Pankaj Mishra in The New Yorker:
Mohandas Gandhi was the twentieth century’s most famous advocate of nonviolent politics. But was he also its most spectacular political failure? The possibility is usually overshadowed by his immense and immensely elastic appeal. Even Glenn Beck recently claimed to be a follower, and Gandhi’s example has inspired many globally revered figures, such as Martin Luther King, Jr., Nelson Mandela, the Dalai Lama, and Aung San Suu Kyi. Gandhi, rather than Mark Zuckerberg, may have been the presiding deity of the Arab Spring, his techniques of resistance—nonviolent mass demonstrations orchestrated in the full glare of the world’s media—fully absorbed by the demonstrators who prayed unflinchingly on Kasr al-Nil, in Cairo, as they were assaulted by Hosni Mubarak’s water cannons.

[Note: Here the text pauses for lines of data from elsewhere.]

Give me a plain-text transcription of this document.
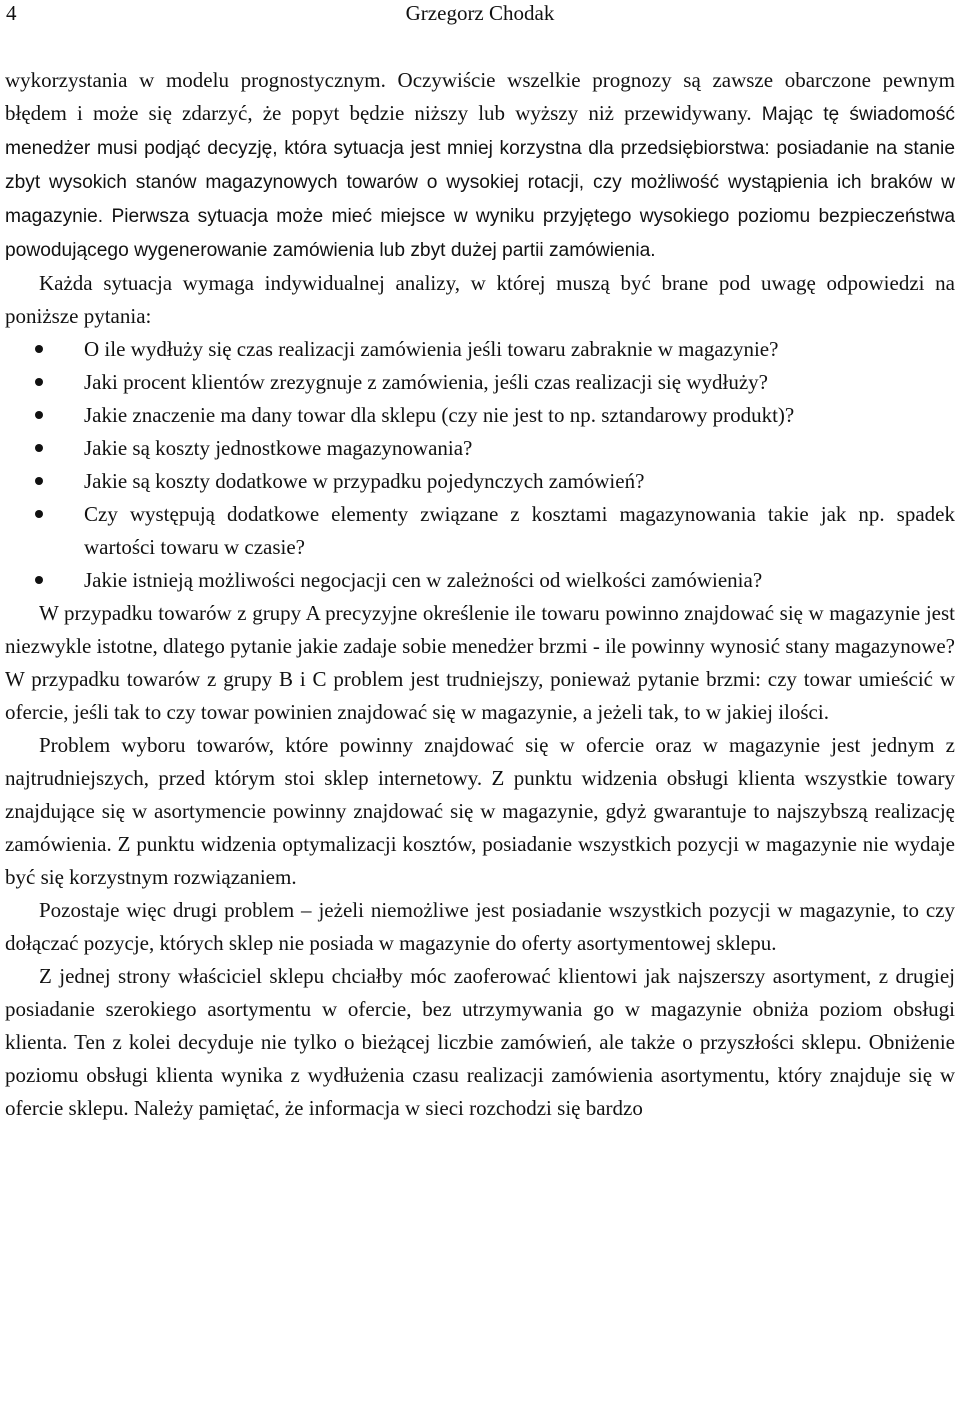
4	Grzegorz Chodak

wykorzystania w modelu prognostycznym. Oczywiście wszelkie prognozy są zawsze obarczone pewnym błędem i może się zdarzyć, że popyt będzie niższy lub wyższy niż przewidywany. Mając tę świadomość menedżer musi podjąć decyzję, która sytuacja jest mniej korzystna dla przedsiębiorstwa: posiadanie na stanie zbyt wysokich stanów magazynowych towarów o wysokiej rotacji, czy możliwość wystąpienia ich braków w magazynie. Pierwsza sytuacja może mieć miejsce w wyniku przyjętego wysokiego poziomu bezpieczeństwa powodującego wygenerowanie zamówienia lub zbyt dużej partii zamówienia.

Każda sytuacja wymaga indywidualnej analizy, w której muszą być brane pod uwagę odpowiedzi na poniższe pytania:

O ile wydłuży się czas realizacji zamówienia jeśli towaru zabraknie w magazynie?
Jaki procent klientów zrezygnuje z zamówienia, jeśli czas realizacji się wydłuży?
Jakie znaczenie ma dany towar dla sklepu (czy nie jest to np. sztandarowy produkt)?
Jakie są koszty jednostkowe magazynowania?
Jakie są koszty dodatkowe w przypadku pojedynczych zamówień?
Czy występują dodatkowe elementy związane z kosztami magazynowania takie jak np. spadek wartości towaru w czasie?
Jakie istnieją możliwości negocjacji cen w zależności od wielkości zamówienia?

W przypadku towarów z grupy A precyzyjne określenie ile towaru powinno znajdować się w magazynie jest niezwykle istotne, dlatego pytanie jakie zadaje sobie menedżer brzmi - ile powinny wynosić stany magazynowe? W przypadku towarów z grupy B i C problem jest trudniejszy, ponieważ pytanie brzmi: czy towar umieścić w ofercie, jeśli tak to czy towar powinien znajdować się w magazynie, a jeżeli tak, to w jakiej ilości.

Problem wyboru towarów, które powinny znajdować się w ofercie oraz w magazynie jest jednym z najtrudniejszych, przed którym stoi sklep internetowy. Z punktu widzenia obsługi klienta wszystkie towary znajdujące się w asortymencie powinny znajdować się w magazynie, gdyż gwarantuje to najszybszą realizację zamówienia. Z punktu widzenia optymalizacji kosztów, posiadanie wszystkich pozycji w magazynie nie wydaje być się korzystnym rozwiązaniem.

Pozostaje więc drugi problem – jeżeli niemożliwe jest posiadanie wszystkich pozycji w magazynie, to czy dołączać pozycje, których sklep nie posiada w magazynie do oferty asortymentowej sklepu.

Z jednej strony właściciel sklepu chciałby móc zaoferować klientowi jak najszerszy asortyment, z drugiej posiadanie szerokiego asortymentu w ofercie, bez utrzymywania go w magazynie obniża poziom obsługi klienta. Ten z kolei decyduje nie tylko o bieżącej liczbie zamówień, ale także o przyszłości sklepu. Obniżenie poziomu obsługi klienta wynika z wydłużenia czasu realizacji zamówienia asortymentu, który znajduje się w ofercie sklepu. Należy pamiętać, że informacja w sieci rozchodzi się bardzo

And yet the Indian leader failed to achieve his most important aims, and was widely disliked and resented during his lifetime. Gandhi was a “man of many causes,” Joseph Lelyveld writes in “Great Soul: Mahatma Gandhi and His Struggle with India” (Knopf; $28.95). He wanted freedom not only from imperial rule but also from modern industrial society, whose ways Western imperialists had spread to the remotest corners of the globe. But he was “ultimately forced, like Lear, to see the limits of his ambition to remake his world.”
How can one square such quasi-Shakespearean tragedy with Gandhi’s enduring influence over a wide range of political and social movements? Why does his example continue to accumulate moral power?